Abdulbasit Sarut’un yasını tutarken üç farklı yas boyutu bir araya geliyor. Bu boyutlar, duruma bağlı olarak birlikte veya ayrı ayrı ortaya çıkabilir. Bir yandan, yirmi yedi yaşında genç bir adamın, Hama’nın kuzey kırsalında rejimin ilerlemesini durdurmak için savaşırken şehit olmasının getirdiği doğrudan bir üzüntü var; bu üzüntü, onu şahsen tanıyanlar için daha da derinleşiyor.
Diğer yandan, daha geniş bir kitlede, 2011 ve 2012 yıllarında Suriye devriminin en kitlesel anlarına ve temel anlarına üzücü ve şok edici bir dönüş yaşanıyor. Bu dönem, Humus mahallelerindeki gösterilerde şarkı söyleyen Sarut’un sesiyle özdeşleşmiştir.
Bu kişilerin birçoğu, Humus’tan sonra Sarut’un akıbeti hakkında hiçbir fikir sahibi değildi ve bazıları genel olarak haberleri takip edemiyordu, ancak 2011 yılı onlar için ne kadar acı verici ve gerekli ise o kadar da kurucu bir dönemdir.
Üçüncü bir açıdan ise, Sarut’un şehadetinin ilan edilmesinden itibaren “terör” suçlamalarıyla dolu rejim yanlısı bir anlatıya karşı öfkeyle dolu bir yas görüyoruz. Bu savaş, Sarut’un anısına yönelik sistematik bir dijital savaşla desteklendi.
Bu da Facebook’ta Sarut’u anan birçok fotoğraf ve gönderinin silinmesine ve onun hakkında yayın yapan birçok hesabın engellenmesine yol açtı.
Bu savaş, Sarut’un sembolizmi ve anlamı üzerine bir tartışma değil, rejimin “terör” ve “suç” olarak nitelendirdiği her türlü anlatıya karşı bir savaştı.
Bu gerçek karşısında, bu uzun süren yasımızın yeni aşamasında yapabileceğimiz en iyi şeyin, Sarut’un hikayesinin tüm parçalarını son günlerde ulaştığımız en kapsamlı şekilde derlemek olduğunu düşündük.
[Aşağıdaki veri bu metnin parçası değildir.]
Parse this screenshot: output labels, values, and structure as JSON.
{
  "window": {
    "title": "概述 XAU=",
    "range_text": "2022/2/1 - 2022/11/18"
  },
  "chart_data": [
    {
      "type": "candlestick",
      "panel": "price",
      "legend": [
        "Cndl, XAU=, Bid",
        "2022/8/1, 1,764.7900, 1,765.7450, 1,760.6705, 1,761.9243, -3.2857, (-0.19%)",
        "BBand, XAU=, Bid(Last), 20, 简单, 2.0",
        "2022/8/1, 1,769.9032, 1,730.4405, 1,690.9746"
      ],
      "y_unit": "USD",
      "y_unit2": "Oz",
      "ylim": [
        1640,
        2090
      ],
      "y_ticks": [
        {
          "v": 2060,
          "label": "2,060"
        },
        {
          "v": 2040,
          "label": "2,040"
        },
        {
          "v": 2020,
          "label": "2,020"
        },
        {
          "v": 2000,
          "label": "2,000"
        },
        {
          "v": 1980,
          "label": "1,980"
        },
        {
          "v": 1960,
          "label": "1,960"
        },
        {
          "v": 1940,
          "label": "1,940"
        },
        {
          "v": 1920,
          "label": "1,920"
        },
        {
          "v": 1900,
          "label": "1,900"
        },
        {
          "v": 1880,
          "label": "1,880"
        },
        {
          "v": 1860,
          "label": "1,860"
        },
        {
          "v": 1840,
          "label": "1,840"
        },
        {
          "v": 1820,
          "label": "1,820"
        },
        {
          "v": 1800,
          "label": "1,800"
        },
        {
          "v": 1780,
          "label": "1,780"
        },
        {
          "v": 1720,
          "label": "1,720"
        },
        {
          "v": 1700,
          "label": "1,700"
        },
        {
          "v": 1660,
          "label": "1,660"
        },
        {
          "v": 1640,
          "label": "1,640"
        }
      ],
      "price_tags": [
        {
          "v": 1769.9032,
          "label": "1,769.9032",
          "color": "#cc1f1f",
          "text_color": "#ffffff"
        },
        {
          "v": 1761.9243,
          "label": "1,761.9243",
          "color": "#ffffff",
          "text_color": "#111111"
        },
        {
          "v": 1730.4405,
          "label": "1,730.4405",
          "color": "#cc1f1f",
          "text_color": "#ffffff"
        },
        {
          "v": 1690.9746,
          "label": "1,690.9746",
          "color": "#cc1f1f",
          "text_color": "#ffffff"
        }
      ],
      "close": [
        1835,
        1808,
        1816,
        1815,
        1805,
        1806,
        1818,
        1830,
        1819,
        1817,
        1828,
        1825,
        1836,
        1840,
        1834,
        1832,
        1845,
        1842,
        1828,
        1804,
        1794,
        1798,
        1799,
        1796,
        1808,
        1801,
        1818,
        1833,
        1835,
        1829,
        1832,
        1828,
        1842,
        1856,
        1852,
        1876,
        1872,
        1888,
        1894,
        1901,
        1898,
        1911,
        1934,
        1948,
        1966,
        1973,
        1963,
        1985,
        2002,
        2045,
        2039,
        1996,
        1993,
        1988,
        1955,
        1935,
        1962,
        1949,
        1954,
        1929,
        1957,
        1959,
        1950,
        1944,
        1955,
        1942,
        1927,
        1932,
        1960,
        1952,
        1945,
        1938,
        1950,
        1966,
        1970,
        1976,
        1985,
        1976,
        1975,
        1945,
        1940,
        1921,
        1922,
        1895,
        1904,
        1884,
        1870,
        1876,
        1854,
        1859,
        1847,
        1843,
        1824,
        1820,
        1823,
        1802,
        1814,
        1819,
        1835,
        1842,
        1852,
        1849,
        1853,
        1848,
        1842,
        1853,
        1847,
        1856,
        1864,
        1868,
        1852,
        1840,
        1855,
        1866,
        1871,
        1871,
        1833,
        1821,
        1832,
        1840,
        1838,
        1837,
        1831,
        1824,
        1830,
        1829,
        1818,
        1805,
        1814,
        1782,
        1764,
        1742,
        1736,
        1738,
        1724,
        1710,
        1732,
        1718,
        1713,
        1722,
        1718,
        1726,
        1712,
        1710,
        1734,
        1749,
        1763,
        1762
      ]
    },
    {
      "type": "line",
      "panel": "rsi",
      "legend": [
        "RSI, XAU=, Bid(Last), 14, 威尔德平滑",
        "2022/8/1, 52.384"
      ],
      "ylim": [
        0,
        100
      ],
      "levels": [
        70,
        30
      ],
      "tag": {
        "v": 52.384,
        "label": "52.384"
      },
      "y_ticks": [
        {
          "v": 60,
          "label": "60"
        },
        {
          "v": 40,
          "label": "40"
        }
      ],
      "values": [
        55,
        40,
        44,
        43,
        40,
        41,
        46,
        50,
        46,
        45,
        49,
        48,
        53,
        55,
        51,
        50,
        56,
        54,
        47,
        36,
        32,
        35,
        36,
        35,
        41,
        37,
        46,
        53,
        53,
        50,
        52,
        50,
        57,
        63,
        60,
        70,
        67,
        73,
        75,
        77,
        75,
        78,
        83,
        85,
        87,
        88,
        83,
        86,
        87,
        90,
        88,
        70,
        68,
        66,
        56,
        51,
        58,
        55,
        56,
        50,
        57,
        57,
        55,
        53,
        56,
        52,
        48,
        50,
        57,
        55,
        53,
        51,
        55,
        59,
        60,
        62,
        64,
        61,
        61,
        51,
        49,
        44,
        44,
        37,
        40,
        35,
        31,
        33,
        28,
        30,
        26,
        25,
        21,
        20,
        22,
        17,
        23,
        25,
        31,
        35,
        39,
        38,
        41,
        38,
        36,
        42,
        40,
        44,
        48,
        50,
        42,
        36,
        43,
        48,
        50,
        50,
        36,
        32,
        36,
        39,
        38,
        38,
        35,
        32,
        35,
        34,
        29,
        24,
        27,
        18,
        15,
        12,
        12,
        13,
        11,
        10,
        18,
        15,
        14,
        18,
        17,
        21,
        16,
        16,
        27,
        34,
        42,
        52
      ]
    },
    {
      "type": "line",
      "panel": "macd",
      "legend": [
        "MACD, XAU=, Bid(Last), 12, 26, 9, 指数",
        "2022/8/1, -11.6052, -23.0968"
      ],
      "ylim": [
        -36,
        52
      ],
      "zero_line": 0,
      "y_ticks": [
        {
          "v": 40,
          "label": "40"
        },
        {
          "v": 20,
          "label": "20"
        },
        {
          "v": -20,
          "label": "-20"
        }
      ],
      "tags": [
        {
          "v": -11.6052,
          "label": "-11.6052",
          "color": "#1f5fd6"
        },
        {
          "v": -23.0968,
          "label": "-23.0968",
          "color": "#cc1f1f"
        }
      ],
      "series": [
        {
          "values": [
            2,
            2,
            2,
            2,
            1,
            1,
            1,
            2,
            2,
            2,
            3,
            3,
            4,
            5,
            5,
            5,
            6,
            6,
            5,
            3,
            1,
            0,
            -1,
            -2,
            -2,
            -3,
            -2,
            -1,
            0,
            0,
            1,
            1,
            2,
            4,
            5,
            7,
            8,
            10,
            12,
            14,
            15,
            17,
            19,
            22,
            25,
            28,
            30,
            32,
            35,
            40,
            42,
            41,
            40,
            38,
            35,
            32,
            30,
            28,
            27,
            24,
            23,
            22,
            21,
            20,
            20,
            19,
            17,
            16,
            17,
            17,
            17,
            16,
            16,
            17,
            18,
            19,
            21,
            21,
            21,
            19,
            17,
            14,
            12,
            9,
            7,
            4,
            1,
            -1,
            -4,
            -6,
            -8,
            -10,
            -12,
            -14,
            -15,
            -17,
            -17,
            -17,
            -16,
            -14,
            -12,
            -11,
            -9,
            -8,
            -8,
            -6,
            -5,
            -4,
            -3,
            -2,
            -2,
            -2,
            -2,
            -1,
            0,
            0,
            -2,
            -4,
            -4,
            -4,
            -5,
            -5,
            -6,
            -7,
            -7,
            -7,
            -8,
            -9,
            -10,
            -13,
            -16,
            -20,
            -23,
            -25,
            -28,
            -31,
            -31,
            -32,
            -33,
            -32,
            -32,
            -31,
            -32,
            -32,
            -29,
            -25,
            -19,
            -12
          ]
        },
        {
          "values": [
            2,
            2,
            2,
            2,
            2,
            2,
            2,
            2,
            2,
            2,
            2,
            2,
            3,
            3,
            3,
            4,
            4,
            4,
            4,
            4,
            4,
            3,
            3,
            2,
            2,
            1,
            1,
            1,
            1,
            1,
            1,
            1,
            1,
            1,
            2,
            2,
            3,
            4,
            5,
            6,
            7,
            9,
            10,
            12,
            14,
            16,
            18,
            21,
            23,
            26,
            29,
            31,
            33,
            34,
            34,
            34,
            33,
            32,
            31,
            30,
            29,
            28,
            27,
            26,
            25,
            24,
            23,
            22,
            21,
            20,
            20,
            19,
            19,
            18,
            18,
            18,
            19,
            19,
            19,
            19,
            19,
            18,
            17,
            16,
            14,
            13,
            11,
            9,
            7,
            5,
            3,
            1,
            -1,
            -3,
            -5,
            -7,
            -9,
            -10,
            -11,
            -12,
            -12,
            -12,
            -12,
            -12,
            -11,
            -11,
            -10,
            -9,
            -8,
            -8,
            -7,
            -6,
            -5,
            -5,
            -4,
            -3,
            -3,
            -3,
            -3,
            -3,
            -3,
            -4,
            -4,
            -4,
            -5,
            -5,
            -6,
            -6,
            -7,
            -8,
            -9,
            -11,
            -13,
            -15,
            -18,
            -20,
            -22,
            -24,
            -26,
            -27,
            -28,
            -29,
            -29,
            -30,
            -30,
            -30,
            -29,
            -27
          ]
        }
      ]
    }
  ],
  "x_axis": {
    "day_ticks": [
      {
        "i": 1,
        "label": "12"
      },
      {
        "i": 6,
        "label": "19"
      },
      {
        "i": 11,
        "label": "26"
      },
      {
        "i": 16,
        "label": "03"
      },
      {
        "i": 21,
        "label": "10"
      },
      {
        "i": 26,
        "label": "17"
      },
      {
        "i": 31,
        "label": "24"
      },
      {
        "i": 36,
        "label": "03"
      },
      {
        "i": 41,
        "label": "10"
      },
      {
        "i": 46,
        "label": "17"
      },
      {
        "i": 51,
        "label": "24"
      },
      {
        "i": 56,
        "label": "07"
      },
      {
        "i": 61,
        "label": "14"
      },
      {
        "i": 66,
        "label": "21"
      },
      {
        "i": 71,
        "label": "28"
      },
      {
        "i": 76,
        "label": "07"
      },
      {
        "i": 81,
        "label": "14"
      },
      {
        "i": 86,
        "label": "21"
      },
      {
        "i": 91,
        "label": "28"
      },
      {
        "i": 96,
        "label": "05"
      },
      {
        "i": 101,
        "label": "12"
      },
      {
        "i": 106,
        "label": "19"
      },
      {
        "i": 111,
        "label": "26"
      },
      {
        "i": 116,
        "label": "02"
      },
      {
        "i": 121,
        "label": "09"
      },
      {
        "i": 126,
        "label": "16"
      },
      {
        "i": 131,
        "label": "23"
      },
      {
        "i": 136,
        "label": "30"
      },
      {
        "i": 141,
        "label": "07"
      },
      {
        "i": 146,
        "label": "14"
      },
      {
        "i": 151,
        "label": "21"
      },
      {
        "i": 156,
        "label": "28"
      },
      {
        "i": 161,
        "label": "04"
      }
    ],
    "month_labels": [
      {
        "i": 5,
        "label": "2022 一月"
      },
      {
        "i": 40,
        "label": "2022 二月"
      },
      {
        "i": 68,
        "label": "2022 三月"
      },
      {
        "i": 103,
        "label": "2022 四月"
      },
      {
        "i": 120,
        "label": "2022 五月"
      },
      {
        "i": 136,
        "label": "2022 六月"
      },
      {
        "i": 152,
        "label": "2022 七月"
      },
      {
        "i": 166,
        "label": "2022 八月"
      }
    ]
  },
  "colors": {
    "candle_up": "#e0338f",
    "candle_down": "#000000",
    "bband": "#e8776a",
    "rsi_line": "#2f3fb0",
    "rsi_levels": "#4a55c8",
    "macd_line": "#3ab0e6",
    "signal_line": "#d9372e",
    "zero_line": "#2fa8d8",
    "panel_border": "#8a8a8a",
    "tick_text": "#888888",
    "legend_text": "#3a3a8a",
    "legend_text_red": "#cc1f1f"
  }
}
Bu hikayenin tamamını kapsadığı iddiasında değiliz; aksine, eksikliklerinin başkalarının bu parçaları anlatması için bir teşvik olmasını umuyoruz, böylece hikaye Facebook gönderilerinin geçici doğasından veya geçici sözlü anlatımlardan korunabilir.
Sarut’u en iyi anmanın yolu, hikayesini aşırı bir yüceltme veya haksız bir önyargı olmadan anlatmak ve incelemek, devrimin mensupları olarak onu sahiplenmek, anmak, çözümlemek, eleştirmek ve bu hikayeyi korumak, kendimizi ise bu hikayeye yönelik yok edici düşmanlıktan korumaktır.
Sarut’un hayatı, seçimleri ve kararlarıyla ilgili kişisel hayatı dışında bunların tümüyle veya bazılarıyla hemfikir olsak da olmasak da hikayesinde hepimizin hikayesinden izler bulunmaktadır:
Bu biziz, bu bizim hikayemizdir, bu bizim endişe ve kararsızlık alanlarımız, bu bizim sıkışmışlığımız, bu bizim trajedimizdir. Ayrıca, Sarut’a yönelik rejim yanlısı çılgın saldırılar -Facebook gönderilerini silme ve sahiplerini engelleme noktasına varan saldırılar- hepimize yönelik bir savaşın parçasıdır.
Bu savaş, Sarut hakkında olumsuz görüşlere sahip olanlar veya onu eleştirmeyen bir ikona olarak görenler de dahil olmak üzere hepimize, hafızamıza, hikayemize ve dolayısıyla geleceğimize yönelik bir saldırıdır.
Abdulbasit Sarut, 1992 yılında Humus’un Bayada Mahallesi’nde doğdu.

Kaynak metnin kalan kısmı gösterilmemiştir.